Metro-North has two fleets:
(1) underrunning third-rail only (M-7)
(2) underrunning third-rail and overhead 60 Hz (M-8)
LIRR has one fleet:
(3) overrunning third-rail
NJT has two fleets:
(4) Locomotives which can run on overhead 60 Hz and overhead 25 Hz
(5) Multiple units (Arrows) which can run on overhead 60 Hz or 25 Hz, but can only change in the shop. These are aging and due to be replaced anyway.
Amtrak has two fleets:
(6) Northeast Corridor locos which run on overhead 60 Hz and 25 Hz
(7) Empire Corridor locos which run on diesel and overrunning third-rail

The track situation is equally messed up.
The NEC is 25 Hz from where it joins Metro North, through Penn Station, including the tunnel to the Empire Connection, through New Jersey, onwards to Philadelphia and DC.

Most of NJT's electrified branch lines are 60 Hz. The NJ Coast Line is half 60 Hz but the outer end is 25 Hz.

Metro-North is underrunning third rail, except for the New Haven line (which is also part of the NEC), which is 60 Hz. The rest of the NEC to Boston is also 60 Hz.

Most of the Empire Connection between Penn Station and the Hudson line is not electrified. Amtrak runs in diesel mode on Metro-North territory on the Empire Corridor.

LIRR is entirely over-running third rail, which means that the portion shared with Amtrak is electrified *twice*.

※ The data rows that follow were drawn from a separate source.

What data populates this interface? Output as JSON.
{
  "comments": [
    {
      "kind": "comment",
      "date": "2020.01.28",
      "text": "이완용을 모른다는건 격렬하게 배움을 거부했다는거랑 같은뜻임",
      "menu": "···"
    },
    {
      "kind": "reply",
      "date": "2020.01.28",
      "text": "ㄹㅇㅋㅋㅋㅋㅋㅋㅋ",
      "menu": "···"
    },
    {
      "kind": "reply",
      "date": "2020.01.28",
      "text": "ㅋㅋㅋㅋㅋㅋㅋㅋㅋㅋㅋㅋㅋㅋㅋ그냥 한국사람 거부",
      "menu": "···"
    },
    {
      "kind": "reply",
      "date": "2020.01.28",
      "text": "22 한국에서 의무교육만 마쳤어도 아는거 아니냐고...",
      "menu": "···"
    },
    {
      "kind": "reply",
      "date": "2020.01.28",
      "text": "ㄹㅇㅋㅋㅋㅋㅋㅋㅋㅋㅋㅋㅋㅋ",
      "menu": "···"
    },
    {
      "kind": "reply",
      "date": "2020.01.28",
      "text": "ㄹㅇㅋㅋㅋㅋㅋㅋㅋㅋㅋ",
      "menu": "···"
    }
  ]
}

This needs to be fixed, and the way to fix it is to replace everything with 60Hz electrification. Everyone except LIRR has trains which can handle 60Hz electrification. Start by replacing the 25 Hz electrification, then replace the underrunning third rail, finally replace the LIRR overrunning third rail.

Jun. 24 2012 07:51 PM
R Troy

One problem; LIRR dual modes which ought to be able to run through are far too unreliable - and the 22 remaining (they burnt the 23rd) are not enough for LIRR's needs if they were effectively deployed. But if LIRR eventually bought some current version of Amtrak's Genesis DM's they might have a better chance. I do think it could be a really good thing, though.

Jun. 20 2012 06:25 PM
DrumMan

Issues with through running:

NJT-LIRR:
Fleets of BOTH systems would need to be completely rebuilt or replaced to accommodate both systems, or one system would need to have its electrification system replaced with that of the other.

NJT-MNRR:
Same problem as with NJT-LIRR. Even though NJT and MNRR's New Haven line use overhead lines for power, this article fails to mention that they are at different frequencies. The weight of the transformers needed makes it impossible to do such a service with multiple units, leaving passengers with much slower-accelerating locomotive hauled trains.

Jun. 17 2012 08:01 PM
Engineer

I'm sorry, but the author of this article has NO technical knowledge whatsoever.

Pathetic.

Jun. 17 2012 10:37 AM
Matthias

Metro-North also uses third-rail power in many areas.